Ever since the beginning of the American state’s so-called war on drugs, there has been a significant increase in drug potency, which resembles the trend that occurred during alcohol prohibition in the twentieth century. However, what causes such trends?
We gain some insight from the Alchian-Allen theorem, which tells us that increases in drug potency occur in response to changes in the cost and incentive structure. Often, this is a result of drug-enforcement legislation.
The Alchian-Allen Theorem
The third law of demand, known as the Alchian-Allen theorem, states that when the price of two substitute goods is affected by an additional fixed cost, the consumer, assuming that the individual acts on the margin, will opt for the higher-quality good. Again, the key to this trend lies in the fixed cost and looking at relative prices. This theorem, therefore, can, as stated above, explain increases in the potency of drugs.
For example, consider the following to prove that the Alchian-Allen theorem can explain increases in potency of drugs: say that individuals in Florida and Virginia are in the market for apples. Further, there are two qualities, namely low- and high-quality apples; the low-quality apple is worth five dollars and the high-quality one is worth ten dollars. In addition, there are fixed transportation costs for those who live in Virginia, as these apples are produced in Florida. For the sake of simplicity, let us assume that Virginia residents face a fixed transportation cost of five dollars, which is added to the price of both low- and high-quality apples. For Virginia residents the price of a low-quality apple becomes ten dollars, whereas a high-quality apple is now fifteen dollars. It is now cheaper for residents in Virginia to buy high-quality rather than low-quality apples.1 On the margin, one would tend to see individuals purchase higher rather than lower quality apples.

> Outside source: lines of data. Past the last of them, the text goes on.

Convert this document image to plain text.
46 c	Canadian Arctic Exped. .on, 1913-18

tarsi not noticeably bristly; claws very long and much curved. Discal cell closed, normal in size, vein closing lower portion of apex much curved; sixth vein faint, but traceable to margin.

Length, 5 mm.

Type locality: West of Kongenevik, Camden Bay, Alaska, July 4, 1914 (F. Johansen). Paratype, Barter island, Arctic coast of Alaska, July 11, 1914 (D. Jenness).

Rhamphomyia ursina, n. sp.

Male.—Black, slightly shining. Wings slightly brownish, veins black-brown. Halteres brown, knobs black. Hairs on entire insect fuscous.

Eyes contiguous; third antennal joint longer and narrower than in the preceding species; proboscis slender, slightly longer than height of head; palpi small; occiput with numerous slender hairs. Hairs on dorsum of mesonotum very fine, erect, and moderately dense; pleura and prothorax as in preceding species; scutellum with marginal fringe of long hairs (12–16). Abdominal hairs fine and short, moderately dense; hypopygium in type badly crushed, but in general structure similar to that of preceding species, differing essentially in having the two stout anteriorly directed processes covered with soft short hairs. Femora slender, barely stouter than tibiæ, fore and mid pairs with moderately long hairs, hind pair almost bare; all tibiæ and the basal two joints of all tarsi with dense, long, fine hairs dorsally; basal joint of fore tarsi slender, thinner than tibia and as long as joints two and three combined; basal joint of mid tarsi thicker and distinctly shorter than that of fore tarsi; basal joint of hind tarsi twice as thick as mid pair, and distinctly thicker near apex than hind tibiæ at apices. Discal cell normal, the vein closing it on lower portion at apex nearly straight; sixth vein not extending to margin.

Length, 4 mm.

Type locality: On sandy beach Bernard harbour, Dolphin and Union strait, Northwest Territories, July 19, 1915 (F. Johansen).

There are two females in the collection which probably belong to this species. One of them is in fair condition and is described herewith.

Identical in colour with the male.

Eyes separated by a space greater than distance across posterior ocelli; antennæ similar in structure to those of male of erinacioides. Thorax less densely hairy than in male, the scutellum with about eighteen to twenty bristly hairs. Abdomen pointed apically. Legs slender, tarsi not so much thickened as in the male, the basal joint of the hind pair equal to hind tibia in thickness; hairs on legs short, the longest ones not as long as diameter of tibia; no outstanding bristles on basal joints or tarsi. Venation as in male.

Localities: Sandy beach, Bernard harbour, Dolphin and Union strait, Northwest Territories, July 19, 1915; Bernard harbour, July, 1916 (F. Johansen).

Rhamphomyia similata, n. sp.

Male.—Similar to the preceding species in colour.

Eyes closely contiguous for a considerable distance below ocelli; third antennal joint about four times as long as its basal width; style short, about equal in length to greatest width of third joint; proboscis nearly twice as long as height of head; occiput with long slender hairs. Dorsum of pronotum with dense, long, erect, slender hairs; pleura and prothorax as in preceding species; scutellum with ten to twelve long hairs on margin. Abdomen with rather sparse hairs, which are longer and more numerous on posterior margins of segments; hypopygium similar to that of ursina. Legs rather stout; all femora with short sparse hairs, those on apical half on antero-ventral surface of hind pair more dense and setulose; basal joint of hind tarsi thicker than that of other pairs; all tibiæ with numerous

The example above demonstrates that, on the margin, it is cheaper for Virginia residents to purchase higher quality apples. The key is the fixed transportation cost and looking at relative prices. This theorem can generally be applied to any good; of course, one has to assume that individuals are acting on the margin and thus would expect more benefit (or satisfaction) purchasing the higher quality (or more potent) good.